Teacher sues school in faith test case





  • 5:00PM SEPTEMBER 13, 2019

A Victorian teacher has launched legal action against a Christian college claiming she was discriminated against over her political and religious beliefs in support of same sex marriage, setting-up a test case over faith-based protections for religious schools.

Former Ballarat Christian College teacher Rachel Colvin — backed by Equality Australia — lodged the claim with the Victorian Civil and Administrative Tribunal this week ahead of the school being served on Tuesday.

The Weekend Australian understands Ms Colvin, who had been employed between 2008-11 before returning part-time in July-2016, resigned in February following failed attempts to keep her on staff.

Ballarat Christian College principal Ken Nuridin said Ms Colvin’s claim alleges discrimination in breach of the Equal Opportunity Act 2010 (Victoria).

Clause 8 of the school’s enterprise agreement lodged with the Fair Work Commission in 2017 states “all employees are expected by the college to possess and maintain a firm personal belief consistent with the Statement of Faith of the college”.

Following same sex marriage being legalised in December, 2017, the school amended its Statement of Faith through its constitution outlining its position on marriage.

“A marriage can only be between a male and a female, and upon this foundation alone should children be conceived and families formed,” the constitution says.

The teacher formally notified the school of her objections to the statement in a letter on August 14, and was directed to meet with the chaplain and a female member of the school leadership to discuss her views. The college indicated she was free to hold her views personally but was required to support and teach in accordance with the beliefs of the school, which Ms Colvin was allegedly unwilling to do.

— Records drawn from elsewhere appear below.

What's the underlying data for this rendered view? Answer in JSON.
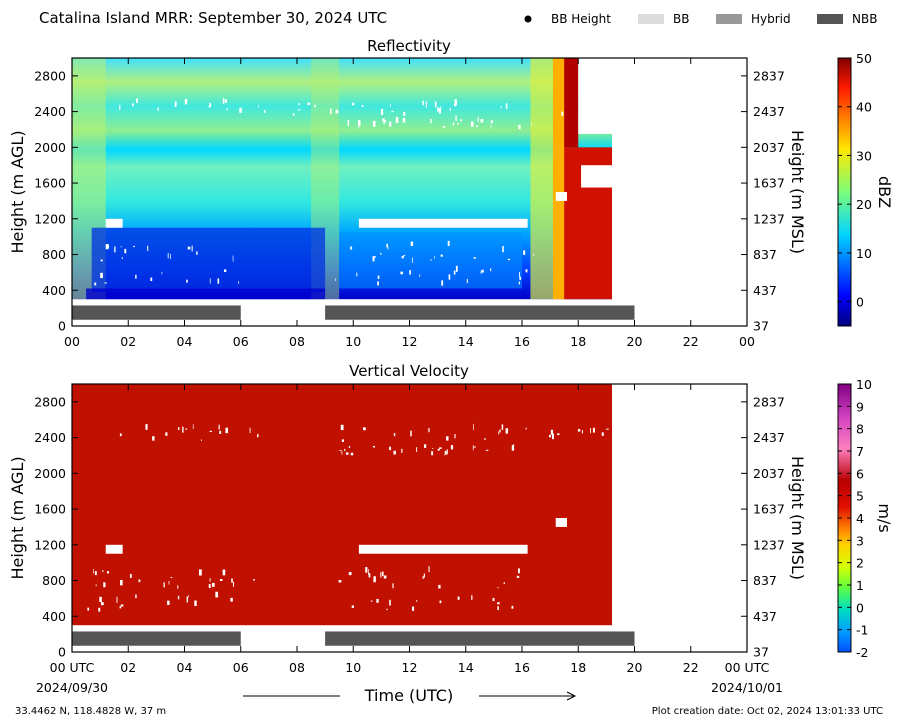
{
  "header": {
    "title": "Catalina Island MRR:  September 30, 2024 UTC",
    "legend": [
      {
        "label": "BB Height",
        "marker": "dot",
        "color": "#000000"
      },
      {
        "label": "BB",
        "marker": "box",
        "color": "#dcdcdc"
      },
      {
        "label": "Hybrid",
        "marker": "box",
        "color": "#999999"
      },
      {
        "label": "NBB",
        "marker": "box",
        "color": "#555555"
      }
    ]
  },
  "xaxis": {
    "label": "Time (UTC)",
    "ticks": [
      "00",
      "02",
      "04",
      "06",
      "08",
      "10",
      "12",
      "14",
      "16",
      "18",
      "20",
      "22",
      "00"
    ],
    "ticks_bottom": [
      "00 UTC",
      "02",
      "04",
      "06",
      "08",
      "10",
      "12",
      "14",
      "16",
      "18",
      "20",
      "22",
      "00 UTC"
    ],
    "start_date": "2024/09/30",
    "end_date": "2024/10/01",
    "range_hours": [
      0,
      24
    ]
  },
  "footer": {
    "location": "33.4462 N, 118.4828 W, 37 m",
    "creation": "Plot creation date: Oct 02, 2024 13:01:33 UTC"
  },
  "chart_data": [
    {
      "type": "heatmap",
      "title": "Reflectivity",
      "ylabel": "Height (m AGL)",
      "ylabel_right": "Height (m MSL)",
      "ylim": [
        0,
        3000
      ],
      "yticks": [
        "0",
        "400",
        "800",
        "1200",
        "1600",
        "2000",
        "2400",
        "2800"
      ],
      "yticks_right": [
        "37",
        "437",
        "837",
        "1237",
        "1637",
        "2037",
        "2437",
        "2837"
      ],
      "colorbar": {
        "label": "dBZ",
        "range": [
          -5,
          50
        ],
        "ticks": [
          "0",
          "10",
          "20",
          "30",
          "40",
          "50"
        ]
      },
      "data_extent_hours": [
        0,
        19.2
      ],
      "data_height_range_m": [
        300,
        3000
      ],
      "nbb_segments": [
        [
          0,
          6
        ],
        [
          9,
          20
        ]
      ]
    },
    {
      "type": "heatmap",
      "title": "Vertical Velocity",
      "ylabel": "Height (m AGL)",
      "ylabel_right": "Height (m MSL)",
      "ylim": [
        0,
        3000
      ],
      "yticks": [
        "0",
        "400",
        "800",
        "1200",
        "1600",
        "2000",
        "2400",
        "2800"
      ],
      "yticks_right": [
        "37",
        "437",
        "837",
        "1237",
        "1637",
        "2037",
        "2437",
        "2837"
      ],
      "colorbar": {
        "label": "m/s",
        "range": [
          -2,
          10
        ],
        "ticks": [
          "-2",
          "-1",
          "0",
          "1",
          "2",
          "3",
          "4",
          "5",
          "6",
          "7",
          "8",
          "9",
          "10"
        ]
      },
      "data_extent_hours": [
        0,
        19.2
      ],
      "data_height_range_m": [
        300,
        3000
      ],
      "dominant_value": 5.7,
      "nbb_segments": [
        [
          0,
          6
        ],
        [
          9,
          20
        ]
      ]
    }
  ]
}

Mr Nuridin said the school had made public its views on marriage as far back as 2015, before Ms Colvin was re-employed. Graffiti vandals targeted the school after it publicly opposed marriage equality.

“The updated Statement of Faith merely captured the long held beliefs of the college so it came as no surprise to staff and I’ve not heard of any other concerns being expressed. The college is surprised by the claim so long after the resignation and we are seeking advice on what response to take. This includes seeking advice on any exemptions under the Victorian or Commonwealth laws,” Mr Nuridin told The Weekend Australian.

Mr Nuridin said it would be “devastating” if the college could not teach its beliefs and hire staff “who will adhere to those beliefs”.

He claimed they had followed the processes set out in the school’s enterprise agreement and “sought to find a solution with the teacher”.

“This process was yet to be finalised when she resigned. We heard nothing since that until receiving the claim earlier this week.”

Attorney-General Christian Porter, who is consulting with religious and legal stakeholders on his draft religious discrimination bill, said as a “general principle” the legislation addressed the rights of faith-based schools to adhere to their religious beliefs.

“The Religious Discrimination Bill sets out that religious schools do not discriminate by conducting themselves in accordance with their faith in the sense that they may make decisions that allow for the school to select students and staff of the same faith as that taught by the school,” Mr Porter told The Weekend Australian.

Ms Colvin, a married mother-of-three, on Friday claimed she was forced to quit after refusing to adhere to the school’s policy opposing same-sex marriage. The “committed Christian” alleged she was forced to resign over her views, which was disputed by the college.

“I am devastated by what happened. I loved my job. I am an extremely hard worker and loyal to a fault, and to have it end the way it did was, at first, professionally humiliating. I see it as a God-given opportunity to stand up for what is right, to represent what God is really about: loving others,” Mrs Colvin told NewsCorp.

Christian Schools Australia executive officer Mark Spencer said “activist groups like Equality Australia will back claims like this to impose their views on every school across the country”.

“When will they stop? There is a clear agenda here to impose one view of marriage on all Australians, you cannot be allowed to hold a different view it seems,” Mr Spencer said.